Here are a few other topics which aren't as important, but which slot into this analogy in an interesting way. If you're trying to 80/20 this post, feel free to stop reading here!
This analogy provides a good mental model for activation patching. For instance:
Path patching also fits into this analogy (although it's a bit messier) - I'll leave this as an exercise to the reader.
Causal scrubbing is a systematic way to try and figure out which people (and which instances of communication & reasoning) matter for solving a particular task. We do this by various forms of patching (i.e. selectively replacing peoples' questions/answers and the contents of their thoughts at certain points during the communication process). If deleting the memory of a person in the line doesn't change the result, that person must not have been important for the final result. We can keep doing this until we have a minimal circuit, i.e. we know exactly what's necessary for solving the task.
This analogy has an obvious generalisation to bidirectional models - you're allowed to ask questions forward in the line as well. Masked language modelling means one of the people in the line doesn't know their own word, and they have to try and figure it out. See my SERI MATS 2023 application looking at the IOI circuit in BERT (which has instances of information flowing backwards in the sequence).

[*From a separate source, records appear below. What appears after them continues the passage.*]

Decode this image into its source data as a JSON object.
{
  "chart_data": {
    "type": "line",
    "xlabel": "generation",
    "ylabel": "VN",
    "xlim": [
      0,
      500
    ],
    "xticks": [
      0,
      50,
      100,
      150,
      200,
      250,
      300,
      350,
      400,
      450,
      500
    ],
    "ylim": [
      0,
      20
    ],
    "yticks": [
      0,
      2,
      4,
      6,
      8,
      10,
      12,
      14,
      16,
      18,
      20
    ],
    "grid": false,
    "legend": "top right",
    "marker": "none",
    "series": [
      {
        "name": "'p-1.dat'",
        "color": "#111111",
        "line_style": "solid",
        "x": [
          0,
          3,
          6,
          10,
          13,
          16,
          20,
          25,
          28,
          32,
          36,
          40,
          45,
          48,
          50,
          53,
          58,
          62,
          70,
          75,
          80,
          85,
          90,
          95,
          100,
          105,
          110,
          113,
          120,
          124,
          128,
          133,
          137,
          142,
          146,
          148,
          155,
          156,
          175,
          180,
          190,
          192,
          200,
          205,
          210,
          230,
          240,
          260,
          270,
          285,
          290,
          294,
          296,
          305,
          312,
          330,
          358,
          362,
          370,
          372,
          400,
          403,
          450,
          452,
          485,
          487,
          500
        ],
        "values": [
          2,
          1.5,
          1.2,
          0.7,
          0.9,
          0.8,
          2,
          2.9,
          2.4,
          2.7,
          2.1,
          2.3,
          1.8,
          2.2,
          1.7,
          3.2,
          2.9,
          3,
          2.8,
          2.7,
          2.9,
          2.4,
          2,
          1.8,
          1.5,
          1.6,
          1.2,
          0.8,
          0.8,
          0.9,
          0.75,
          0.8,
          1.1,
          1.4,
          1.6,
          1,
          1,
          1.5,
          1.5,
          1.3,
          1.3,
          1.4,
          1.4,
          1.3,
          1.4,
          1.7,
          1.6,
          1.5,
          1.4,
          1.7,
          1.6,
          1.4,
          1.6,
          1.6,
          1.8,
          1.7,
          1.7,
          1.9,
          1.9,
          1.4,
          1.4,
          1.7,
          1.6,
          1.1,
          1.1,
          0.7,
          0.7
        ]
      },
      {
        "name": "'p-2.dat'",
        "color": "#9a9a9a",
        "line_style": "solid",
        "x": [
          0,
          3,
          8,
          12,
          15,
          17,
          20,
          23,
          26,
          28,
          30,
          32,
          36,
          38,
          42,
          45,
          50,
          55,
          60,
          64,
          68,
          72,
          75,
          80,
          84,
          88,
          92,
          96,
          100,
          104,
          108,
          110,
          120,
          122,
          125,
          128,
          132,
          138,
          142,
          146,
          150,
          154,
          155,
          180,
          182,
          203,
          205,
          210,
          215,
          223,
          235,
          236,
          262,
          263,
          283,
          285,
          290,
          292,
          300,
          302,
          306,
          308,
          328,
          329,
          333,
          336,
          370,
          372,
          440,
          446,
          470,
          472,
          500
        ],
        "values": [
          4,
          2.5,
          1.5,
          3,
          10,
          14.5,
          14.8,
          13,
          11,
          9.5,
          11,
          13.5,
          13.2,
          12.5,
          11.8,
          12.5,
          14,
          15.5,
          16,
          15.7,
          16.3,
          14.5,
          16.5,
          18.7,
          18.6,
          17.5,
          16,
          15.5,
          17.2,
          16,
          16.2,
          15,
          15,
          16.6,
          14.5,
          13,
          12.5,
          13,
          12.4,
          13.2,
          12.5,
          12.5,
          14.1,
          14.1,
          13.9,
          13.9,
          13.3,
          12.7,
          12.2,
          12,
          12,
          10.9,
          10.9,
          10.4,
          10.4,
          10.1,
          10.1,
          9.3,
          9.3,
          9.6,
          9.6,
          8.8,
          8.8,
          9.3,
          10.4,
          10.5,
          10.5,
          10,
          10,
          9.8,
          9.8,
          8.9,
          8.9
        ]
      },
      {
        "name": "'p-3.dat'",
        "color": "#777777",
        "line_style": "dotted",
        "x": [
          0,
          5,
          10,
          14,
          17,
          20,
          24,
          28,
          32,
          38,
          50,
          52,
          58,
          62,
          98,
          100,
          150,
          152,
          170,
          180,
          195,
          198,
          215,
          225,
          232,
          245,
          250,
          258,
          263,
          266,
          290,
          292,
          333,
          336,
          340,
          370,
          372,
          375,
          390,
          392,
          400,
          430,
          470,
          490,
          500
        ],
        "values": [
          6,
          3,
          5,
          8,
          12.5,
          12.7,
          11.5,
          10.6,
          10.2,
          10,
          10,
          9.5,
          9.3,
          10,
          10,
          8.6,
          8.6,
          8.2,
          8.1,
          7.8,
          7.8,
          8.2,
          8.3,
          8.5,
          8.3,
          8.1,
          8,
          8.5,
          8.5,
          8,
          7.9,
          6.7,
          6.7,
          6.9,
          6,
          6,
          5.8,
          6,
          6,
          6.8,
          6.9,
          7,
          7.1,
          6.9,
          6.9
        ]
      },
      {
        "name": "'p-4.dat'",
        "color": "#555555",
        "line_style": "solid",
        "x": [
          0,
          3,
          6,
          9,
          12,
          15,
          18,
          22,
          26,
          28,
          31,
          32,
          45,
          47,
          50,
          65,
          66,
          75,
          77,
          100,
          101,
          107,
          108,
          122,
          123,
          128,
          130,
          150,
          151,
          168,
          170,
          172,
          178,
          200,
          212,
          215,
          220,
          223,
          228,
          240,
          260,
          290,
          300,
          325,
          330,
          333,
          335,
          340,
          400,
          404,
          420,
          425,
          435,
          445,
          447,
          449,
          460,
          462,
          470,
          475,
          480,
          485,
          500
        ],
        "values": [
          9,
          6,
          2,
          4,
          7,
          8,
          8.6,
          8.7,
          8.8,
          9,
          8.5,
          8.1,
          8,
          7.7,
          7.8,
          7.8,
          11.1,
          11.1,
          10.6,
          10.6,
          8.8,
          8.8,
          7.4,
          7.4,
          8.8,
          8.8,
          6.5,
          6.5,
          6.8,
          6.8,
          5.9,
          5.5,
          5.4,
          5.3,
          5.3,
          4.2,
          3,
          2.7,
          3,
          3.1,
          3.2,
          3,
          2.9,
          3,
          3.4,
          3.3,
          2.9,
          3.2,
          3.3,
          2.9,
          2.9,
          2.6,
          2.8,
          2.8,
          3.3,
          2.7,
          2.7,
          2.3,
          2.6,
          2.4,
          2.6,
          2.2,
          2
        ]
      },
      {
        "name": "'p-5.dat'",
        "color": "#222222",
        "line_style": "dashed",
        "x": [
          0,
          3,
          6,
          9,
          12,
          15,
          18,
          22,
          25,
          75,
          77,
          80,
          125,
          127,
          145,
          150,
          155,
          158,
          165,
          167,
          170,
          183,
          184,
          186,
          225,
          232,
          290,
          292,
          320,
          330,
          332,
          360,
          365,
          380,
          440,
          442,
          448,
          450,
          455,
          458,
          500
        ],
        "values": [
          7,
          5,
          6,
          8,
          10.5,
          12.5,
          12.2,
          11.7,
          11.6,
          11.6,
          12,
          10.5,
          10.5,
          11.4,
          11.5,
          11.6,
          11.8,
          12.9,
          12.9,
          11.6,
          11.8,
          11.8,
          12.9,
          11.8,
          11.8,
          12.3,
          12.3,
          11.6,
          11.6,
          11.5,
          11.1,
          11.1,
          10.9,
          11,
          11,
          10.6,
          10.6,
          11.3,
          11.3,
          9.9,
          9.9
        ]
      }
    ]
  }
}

Keys/queries/values often have lower rank than the residual stream (e.g. in GPT2 the heads have 12x fewer dimensions than the residual stream). This makes sense in the context of our analogy, because communication between two different people in a line is unlikely to be as complicated as them sharing their entire memories.
Models are trained with dropout (some activations are randomly chosen and set to zero during training). Analogy: as we're training our people in a line to solve the next-word-prediction task better, we make them forget certain things at random, which encourages them to build more reliable communication and memory storage systems.
Not everything fits neatly into this analogy. For instance, layernorm is weird and important but doesn't really have any kind of parallel here. Also (as discussed above) we need superposition to understand how transformers work, despite the fact that our brains probably don't work like this.
On the bright side, at least layernorm doesn't actively contradict or break any parts of the analogy, since it's just a simple operation which is applied individually and identically to each person in the line, and involves no sharing of information.